Handling: Difficult.   
* Sometimes: Using model which can use NaNs for prediction,  
* Most of the time: External considerations

### B) Unorthodox 
Reason for missing: other unobserved variables.  
Handling: We need to observe them, then we can use them for imputation.  







##### Problem: finding out that MNAR is happening  

# Characterize patterns of missingness

We can use exploratory tools: Logistic regression, random forest, clustering!  
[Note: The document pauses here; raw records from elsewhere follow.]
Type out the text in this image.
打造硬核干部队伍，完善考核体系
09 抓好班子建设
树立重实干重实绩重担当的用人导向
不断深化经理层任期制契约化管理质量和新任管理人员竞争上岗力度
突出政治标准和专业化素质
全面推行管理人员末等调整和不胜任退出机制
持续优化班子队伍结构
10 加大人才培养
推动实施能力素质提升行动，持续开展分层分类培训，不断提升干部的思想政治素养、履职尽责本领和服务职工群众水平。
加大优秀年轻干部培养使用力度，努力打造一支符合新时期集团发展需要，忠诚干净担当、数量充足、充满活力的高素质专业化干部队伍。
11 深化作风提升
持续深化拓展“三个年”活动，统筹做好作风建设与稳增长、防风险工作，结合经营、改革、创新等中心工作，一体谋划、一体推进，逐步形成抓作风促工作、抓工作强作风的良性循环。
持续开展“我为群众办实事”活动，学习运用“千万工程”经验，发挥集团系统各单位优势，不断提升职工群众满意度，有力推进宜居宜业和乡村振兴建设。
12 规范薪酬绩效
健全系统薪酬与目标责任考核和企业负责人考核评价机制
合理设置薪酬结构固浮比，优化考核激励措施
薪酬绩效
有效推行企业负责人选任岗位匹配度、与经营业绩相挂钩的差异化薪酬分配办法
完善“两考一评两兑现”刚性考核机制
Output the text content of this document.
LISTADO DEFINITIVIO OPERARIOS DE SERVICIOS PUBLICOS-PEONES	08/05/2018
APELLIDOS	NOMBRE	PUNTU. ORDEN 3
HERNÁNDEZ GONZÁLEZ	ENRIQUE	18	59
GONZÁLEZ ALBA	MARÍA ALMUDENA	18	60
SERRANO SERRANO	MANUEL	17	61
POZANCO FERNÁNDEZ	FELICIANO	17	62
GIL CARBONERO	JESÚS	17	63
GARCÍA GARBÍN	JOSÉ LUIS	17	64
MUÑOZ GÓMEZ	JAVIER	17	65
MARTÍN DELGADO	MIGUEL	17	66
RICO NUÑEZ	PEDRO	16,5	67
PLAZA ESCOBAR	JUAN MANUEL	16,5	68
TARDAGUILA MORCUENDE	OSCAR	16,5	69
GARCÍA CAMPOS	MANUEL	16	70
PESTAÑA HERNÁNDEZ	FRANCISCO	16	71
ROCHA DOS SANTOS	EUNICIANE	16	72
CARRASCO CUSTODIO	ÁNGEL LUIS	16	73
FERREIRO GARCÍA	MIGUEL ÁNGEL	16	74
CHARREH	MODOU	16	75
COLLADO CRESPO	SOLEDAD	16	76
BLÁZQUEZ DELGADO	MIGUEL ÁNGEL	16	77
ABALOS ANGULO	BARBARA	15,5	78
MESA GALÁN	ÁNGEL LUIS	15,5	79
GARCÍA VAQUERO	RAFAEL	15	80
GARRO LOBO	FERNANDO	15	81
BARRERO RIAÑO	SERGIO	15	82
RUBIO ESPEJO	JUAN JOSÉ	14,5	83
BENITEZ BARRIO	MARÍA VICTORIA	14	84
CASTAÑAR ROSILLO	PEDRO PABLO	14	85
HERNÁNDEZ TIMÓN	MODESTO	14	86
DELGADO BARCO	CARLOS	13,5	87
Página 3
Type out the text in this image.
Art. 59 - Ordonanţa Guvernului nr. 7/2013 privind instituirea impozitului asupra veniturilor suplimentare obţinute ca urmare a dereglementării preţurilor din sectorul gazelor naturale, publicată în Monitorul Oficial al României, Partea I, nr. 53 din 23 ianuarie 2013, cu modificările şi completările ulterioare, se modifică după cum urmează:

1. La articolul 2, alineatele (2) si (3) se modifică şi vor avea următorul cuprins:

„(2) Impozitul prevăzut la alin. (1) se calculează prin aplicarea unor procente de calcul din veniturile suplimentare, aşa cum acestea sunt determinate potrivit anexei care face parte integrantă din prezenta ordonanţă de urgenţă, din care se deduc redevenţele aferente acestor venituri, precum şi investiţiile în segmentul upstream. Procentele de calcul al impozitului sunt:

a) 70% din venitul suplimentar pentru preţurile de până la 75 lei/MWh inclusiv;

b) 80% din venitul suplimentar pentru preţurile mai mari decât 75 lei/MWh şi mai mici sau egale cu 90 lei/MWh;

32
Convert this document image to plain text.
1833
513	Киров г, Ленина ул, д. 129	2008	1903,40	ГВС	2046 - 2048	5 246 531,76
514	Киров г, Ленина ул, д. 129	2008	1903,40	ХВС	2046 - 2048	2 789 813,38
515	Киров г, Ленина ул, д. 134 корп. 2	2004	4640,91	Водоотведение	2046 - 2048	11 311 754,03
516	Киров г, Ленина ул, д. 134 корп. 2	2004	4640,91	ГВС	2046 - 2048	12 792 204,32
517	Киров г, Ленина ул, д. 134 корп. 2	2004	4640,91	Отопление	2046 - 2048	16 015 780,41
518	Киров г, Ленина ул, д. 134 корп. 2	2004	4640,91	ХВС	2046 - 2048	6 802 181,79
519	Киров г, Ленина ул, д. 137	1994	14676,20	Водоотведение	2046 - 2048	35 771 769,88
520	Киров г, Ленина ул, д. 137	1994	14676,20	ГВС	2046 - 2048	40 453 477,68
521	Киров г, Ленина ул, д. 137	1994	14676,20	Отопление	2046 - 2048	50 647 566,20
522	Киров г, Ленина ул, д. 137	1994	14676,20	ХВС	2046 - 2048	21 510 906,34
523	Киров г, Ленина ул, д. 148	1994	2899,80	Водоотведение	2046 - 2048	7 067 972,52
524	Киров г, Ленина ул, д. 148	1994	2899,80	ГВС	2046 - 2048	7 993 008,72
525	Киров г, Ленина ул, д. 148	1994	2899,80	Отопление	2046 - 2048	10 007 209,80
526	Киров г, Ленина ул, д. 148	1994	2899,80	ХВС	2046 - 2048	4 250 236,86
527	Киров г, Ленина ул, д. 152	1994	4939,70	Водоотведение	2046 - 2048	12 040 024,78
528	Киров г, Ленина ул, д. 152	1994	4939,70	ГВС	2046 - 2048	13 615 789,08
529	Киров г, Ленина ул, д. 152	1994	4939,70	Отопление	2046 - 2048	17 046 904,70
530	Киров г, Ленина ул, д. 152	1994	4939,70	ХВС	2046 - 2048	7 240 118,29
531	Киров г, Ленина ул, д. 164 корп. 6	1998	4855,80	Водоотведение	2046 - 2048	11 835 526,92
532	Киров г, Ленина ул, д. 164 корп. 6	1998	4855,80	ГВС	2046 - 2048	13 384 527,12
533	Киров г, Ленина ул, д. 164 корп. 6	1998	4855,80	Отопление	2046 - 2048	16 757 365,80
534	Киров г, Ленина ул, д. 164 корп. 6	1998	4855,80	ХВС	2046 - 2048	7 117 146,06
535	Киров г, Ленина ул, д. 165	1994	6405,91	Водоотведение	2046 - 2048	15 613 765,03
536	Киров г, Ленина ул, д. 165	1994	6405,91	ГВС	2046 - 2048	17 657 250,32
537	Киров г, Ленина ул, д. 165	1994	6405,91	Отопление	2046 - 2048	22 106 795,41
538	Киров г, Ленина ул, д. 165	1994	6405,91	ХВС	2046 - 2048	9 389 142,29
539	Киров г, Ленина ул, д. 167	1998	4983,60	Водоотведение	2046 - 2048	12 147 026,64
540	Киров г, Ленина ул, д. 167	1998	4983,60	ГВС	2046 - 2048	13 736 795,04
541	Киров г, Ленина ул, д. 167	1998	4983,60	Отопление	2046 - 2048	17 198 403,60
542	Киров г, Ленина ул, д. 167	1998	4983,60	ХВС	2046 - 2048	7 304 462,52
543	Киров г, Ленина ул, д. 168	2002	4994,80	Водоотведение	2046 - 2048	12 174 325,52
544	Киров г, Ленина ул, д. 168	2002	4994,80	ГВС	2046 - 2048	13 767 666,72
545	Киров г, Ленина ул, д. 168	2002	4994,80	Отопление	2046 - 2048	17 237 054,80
Example: Logistic regression to predict whether a value is missing or not given other columns. If so assuming MAR is plausible => imputation using prediction

#  Imputation: 

* Mean Imputation: often biases => correlation towards zero     
* Median (Modes) Imputation: uses at least actual values from variable  
* Simple Random Imputation: keeps distribution from all **non missing** values   
* Supervised estimators: complete column -> uncomple column. Adding of randomness to keep variation in predicted values.  
* Different iterative Versions of Imputation:  
    You can fill the missing columns with preleminary values -> predict other columns and vice versa. Then use the predicted instead of preleminary values.